The average surface temperature of the Gulf of Maine this summer was 61.01 degrees, 1.91 degrees above the 30-year seasonal average, making it the eighth-hottest summer since satellite data has been collected, according to a new report from the Gulf of Maine Research Institute.

But conditions in the gulf this summer were unusually cool when compared to recent years, the institute concluded. The three previous summers had been noteworthy for their extended marine heatwaves, part of a long-term trend of unseasonably warm summer and fall temperatures since 2012.

“While the summer of 2023 was ‘only’ the eighth-warmest summer on record in the Gulf of Maine, the broader North Atlantic region was off-the-charts hot,” said Dave Reidmiller, director of the institute’s Climate Center. “It’s clear that the long-term warming trend continues unabated.”

The 10 years with the highest surface temperatures above the 30-year seasonal average since satellite data has been collected. Courtesy Gulf of Maine Research Institute

Researchers believe this trend is the result of a distinct regime shift: a combination of the widening of the Gulf Stream, changes in the Labrador Current, and the weakening of a large system of currents that carries warm water from the tropics north and keeps the sea’s heat and energy well mixed.

The trend means coastal communities must continue to prepare for a warmer world, Reidmiller said.

The Gulf of Maine, whose 36,000 sprawling square miles stretch from Cape Cod to Nova Scotia, is home to rare whales and seabirds like the Atlantic puffin, iconic fish stocks like cod and haddock, and the $1.5 billion U.S. lobster industry – all of which are impacted by warming waters.


The gulf is warming at a rate of about 1 degree a decade, according to average summertime sea surface temperatures recorded by the satellite record. That’s about four times the rate of the global oceans, which are warming by a quarter of a degree per decade.

This has been a year of headline temperatures for the larger North Atlantic region, contributing to sweltering temperatures on land. Off Newfoundland, ocean temperatures over the Grand Banks shattered records.

Each of this year’s summer months was at least a degree warmer than the long-term climatological average. The institute’s analysis found July, which clocked in at 3.12 degrees above average, to be the hotspot in the Gulf of Maine’s 2023 summer.

With an average temperature of 63.6 degrees, it was the Gulf of Maine’s warmest July on record, the institute said. This June, with an average temperature of 54.9 degrees, was the ninth hottest on record, while August, with a 64.4-degree average, was the 12th warmest.

The beginning of the summer was relatively cool, data showed. Sea surface temperatures fell below the 30-year average for several days in June for the first time since the summer of 2019 and remained only slightly above average until a 16-day marine heatwave hit in the middle of July.

A marine heatwave is defined as any time when the daily average sea surface temperature tops the 90th percentile of the 30-year average for at least five consecutive days.
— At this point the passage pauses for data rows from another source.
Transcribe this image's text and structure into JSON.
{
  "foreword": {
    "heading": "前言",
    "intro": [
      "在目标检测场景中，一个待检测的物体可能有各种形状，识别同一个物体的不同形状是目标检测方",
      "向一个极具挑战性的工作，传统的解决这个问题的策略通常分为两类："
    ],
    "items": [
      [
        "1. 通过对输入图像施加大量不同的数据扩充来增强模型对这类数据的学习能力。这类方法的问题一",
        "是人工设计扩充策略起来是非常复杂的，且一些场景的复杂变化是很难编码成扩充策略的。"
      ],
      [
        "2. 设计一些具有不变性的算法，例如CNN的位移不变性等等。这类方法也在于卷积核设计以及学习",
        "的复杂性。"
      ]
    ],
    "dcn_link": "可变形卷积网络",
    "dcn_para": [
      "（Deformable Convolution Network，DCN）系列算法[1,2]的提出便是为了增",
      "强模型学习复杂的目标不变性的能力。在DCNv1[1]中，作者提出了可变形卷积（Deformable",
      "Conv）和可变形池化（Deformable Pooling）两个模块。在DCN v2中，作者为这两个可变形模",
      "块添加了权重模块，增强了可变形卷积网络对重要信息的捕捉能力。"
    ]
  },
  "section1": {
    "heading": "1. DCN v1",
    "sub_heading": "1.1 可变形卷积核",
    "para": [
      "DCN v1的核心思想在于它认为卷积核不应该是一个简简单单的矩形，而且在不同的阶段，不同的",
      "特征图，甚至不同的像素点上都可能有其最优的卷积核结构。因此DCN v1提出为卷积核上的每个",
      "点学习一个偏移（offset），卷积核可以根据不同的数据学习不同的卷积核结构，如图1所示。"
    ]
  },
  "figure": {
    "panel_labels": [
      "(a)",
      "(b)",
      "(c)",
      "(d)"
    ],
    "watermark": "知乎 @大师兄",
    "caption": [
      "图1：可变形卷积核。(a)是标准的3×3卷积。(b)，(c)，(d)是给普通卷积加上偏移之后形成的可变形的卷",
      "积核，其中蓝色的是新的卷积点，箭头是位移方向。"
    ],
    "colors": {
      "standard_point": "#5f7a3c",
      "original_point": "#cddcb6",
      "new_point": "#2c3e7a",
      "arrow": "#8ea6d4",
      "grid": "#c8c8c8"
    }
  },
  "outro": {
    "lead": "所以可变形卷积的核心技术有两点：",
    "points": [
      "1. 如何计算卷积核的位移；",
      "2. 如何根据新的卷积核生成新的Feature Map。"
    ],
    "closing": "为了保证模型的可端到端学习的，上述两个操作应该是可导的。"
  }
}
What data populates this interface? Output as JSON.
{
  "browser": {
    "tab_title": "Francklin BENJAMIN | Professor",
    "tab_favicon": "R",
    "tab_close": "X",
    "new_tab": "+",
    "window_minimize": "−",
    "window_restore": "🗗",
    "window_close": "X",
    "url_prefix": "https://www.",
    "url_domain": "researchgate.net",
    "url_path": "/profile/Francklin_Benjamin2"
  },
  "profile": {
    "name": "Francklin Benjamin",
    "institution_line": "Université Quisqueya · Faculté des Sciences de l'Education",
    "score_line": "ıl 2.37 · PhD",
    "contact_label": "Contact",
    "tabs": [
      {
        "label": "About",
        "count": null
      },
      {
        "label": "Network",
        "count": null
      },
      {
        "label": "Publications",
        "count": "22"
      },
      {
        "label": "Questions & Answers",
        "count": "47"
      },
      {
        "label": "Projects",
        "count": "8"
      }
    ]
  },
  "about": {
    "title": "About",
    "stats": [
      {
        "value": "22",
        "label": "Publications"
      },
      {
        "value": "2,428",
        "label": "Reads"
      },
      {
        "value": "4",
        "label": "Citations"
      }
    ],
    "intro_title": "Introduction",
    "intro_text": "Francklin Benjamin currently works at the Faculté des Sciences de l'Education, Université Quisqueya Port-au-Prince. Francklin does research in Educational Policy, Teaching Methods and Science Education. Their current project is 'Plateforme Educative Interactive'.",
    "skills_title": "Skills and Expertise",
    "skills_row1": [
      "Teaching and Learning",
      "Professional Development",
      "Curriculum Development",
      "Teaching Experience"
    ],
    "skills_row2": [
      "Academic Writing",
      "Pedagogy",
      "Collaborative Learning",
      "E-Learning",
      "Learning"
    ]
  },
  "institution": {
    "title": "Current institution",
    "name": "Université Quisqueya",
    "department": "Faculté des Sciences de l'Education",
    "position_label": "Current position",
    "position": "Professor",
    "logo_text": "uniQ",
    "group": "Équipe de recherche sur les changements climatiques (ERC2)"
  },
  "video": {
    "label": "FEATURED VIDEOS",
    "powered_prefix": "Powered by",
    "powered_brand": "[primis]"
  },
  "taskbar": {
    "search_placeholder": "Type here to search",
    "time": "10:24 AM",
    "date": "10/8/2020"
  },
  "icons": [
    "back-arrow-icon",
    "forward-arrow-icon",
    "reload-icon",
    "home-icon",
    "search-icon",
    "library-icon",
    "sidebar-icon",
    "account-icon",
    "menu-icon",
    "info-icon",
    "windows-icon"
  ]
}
Using this broadly accepted definition, the Gulf of Maine experienced a marine heatwave for 17% of the days this summer.


Since 2012, the Gulf of Maine has experienced more heatwave conditions than any other point in the satellite record, despite much of late spring and early summer 2023 not meeting that definition. The early spring was so warm, however, that it still clocked in as the second warmest on record.

Past ocean heat waves have had devastating impacts on some of the gulf’s iconic species.

In 2021, when the Gulf of Maine was hottest, only 6% of puffin hatchlings at the gulf’s largest puffin colony made it to the fledgling stage, when they fly away at the end of the season, compared to the usual 75%. They were starving due to a lack of nutrient-rich cold-water fish.

However, scientists at the institute have noted that every year is different and that it can be misleading to draw a straight line between high temperatures in any given year and a single ecological effect, like a devastating year for the puffin or an explosion in the invasive green crab population.

Last year, as a whole, was the second-warmest on record for the Gulf of Maine, with the average surface temperature falling just short of the 2021 record but continuing the historic trend of being one of the fastest-warming ocean areas on the planet.

A report by the institute found 2022 consistent with the long-term warming trend driven primarily by human-caused climate change, although the authors noted individual years could be influenced by large-scale patterns of natural variability, especially on a regional level.

The state’s climate action plan, Maine Won’t Wait, has a whole section dedicated to the study of how a warming, rising Gulf of Maine is impacting the state’s coastal and marine resources and communities, ranging from the fishing industry to residential flood insurance.